Richard's scheme is to drive Alison to suicide and thus inherit her wealth. Elcott, who has come to suspect there is some kind of purposeful plan afoot to confuse and distress Alison, arrives just in time to find her, apparently under hypnosis, about to leap from a balcony to her death. Elcott discovers Vernay's role in the situation. Richard, meanwhile, attempts to drug Alison and make her kill the doctor herself.
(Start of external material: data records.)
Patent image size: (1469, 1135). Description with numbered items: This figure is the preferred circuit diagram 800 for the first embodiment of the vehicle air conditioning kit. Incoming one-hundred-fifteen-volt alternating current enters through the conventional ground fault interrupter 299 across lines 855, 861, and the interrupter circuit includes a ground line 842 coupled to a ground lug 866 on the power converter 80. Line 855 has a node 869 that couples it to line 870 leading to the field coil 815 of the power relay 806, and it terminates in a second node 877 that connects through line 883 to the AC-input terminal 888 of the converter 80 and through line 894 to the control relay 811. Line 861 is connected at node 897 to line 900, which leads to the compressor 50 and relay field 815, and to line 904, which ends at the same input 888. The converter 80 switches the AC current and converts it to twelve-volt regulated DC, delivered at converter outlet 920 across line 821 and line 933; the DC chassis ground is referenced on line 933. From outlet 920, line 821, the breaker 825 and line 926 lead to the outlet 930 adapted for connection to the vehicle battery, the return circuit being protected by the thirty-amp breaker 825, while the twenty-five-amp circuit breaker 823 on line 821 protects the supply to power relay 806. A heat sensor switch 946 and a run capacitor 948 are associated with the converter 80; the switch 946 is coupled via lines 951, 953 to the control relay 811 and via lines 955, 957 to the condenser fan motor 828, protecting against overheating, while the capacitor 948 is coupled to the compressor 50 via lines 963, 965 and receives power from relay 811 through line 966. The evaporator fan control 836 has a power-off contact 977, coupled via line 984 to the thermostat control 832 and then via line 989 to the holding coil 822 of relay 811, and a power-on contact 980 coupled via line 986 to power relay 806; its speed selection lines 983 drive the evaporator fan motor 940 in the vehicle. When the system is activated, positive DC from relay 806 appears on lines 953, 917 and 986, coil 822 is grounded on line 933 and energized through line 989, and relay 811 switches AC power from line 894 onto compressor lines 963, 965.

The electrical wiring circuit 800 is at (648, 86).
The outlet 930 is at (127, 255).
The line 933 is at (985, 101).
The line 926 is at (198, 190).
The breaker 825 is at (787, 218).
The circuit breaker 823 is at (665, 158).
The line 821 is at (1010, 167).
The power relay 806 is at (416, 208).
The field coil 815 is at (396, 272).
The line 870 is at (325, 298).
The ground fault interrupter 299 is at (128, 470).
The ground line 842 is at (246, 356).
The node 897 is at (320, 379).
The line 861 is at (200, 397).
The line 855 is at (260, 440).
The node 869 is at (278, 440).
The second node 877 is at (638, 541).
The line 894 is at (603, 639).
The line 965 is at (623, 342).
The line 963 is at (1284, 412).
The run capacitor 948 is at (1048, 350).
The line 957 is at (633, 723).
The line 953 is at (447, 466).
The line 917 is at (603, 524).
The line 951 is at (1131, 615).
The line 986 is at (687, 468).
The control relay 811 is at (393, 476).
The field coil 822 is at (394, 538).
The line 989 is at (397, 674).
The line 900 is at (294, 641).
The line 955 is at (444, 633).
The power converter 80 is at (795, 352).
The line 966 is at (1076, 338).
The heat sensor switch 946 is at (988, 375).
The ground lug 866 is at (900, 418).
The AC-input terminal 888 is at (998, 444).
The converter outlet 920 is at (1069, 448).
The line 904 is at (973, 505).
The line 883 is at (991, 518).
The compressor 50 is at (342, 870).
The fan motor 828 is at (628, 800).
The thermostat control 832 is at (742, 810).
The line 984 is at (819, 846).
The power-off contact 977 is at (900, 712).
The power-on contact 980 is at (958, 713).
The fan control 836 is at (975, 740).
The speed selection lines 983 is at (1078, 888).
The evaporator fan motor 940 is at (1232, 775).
Vernay realizes he has been betrayed and shoots Richard; Vernay is later killed by falling through a skylight while being chased by Elcott, after which Elcott and Alison are able to be together in peace.

==Production==
Screen rights for the story, which was written by Leo Rosten and had been serialized in magazines, were purchased by Triangle Productions in November 1946. Rosten wrote the first screenplay but The New Yorker writer St. Clair McKelway was recruited to contribute to the final version.

The film was produced by Mary Pickford, her husband Buddy Rogers and Ralph Cohn. It was Pickford's first film activity in 12 years since The Gay Desperado (1936), although Cohn and Rogers had produced films for Comet Productions. Pickford was involved in approving the cast and script.

In December 1946, the production company approached Richard Ney to head the cast. In April 1947, Don Ameche was signed as the star and Douglas Sirk agreed to direct before Claudette Colbert and Robert Cummings were added to the cast.

Filming began on May 27, 1947 at the Hal Roach Studios in Los Angeles.

==Release==
Sleep, My Love premiered in Ottawa, Canada on January 12, 1948 as a benefit to help children in Europe. Mary Pickford was in attendance and delivered a speech about the plight of the children. The film opened in Los Angeles on January 27, 1948.

===Home media===
Olive Films released Sleep, My Love on Blu-ray on April 15, 2014.

==Reception==
In a contemporary review for The New York Times, critic A. H. Weiler wrote:As the latest arrival on an extremely long line of psychological melodramas, "Sleep, My Love" is a sleek entry which manages to run its course without coming a cropper. An intelligent script, facilely handled, for the most part, helps matters along but a general lack of suspense, familiar plot and somewhat uneven direction keep "Sleep, My Love" ... a fairly obvious chapter in cinema psychology. Whether the hypnotic procedures used by the producers will gratify the Adler, Jung and Freud schools or give those professional gentlemen an aggravated anxiety neurosis, is hard to say. ... "Sleep, My Love" can be marked down as a generally competent job which has its absorbing moments but which hasn't strayed much from the norm.Variety's review concluded: "Sleep, My Love manages a fair share of suspense and adds up to okay melodrama. Plot gets off to a strong start and windup is high melodrama that brings off the finale on a fast note."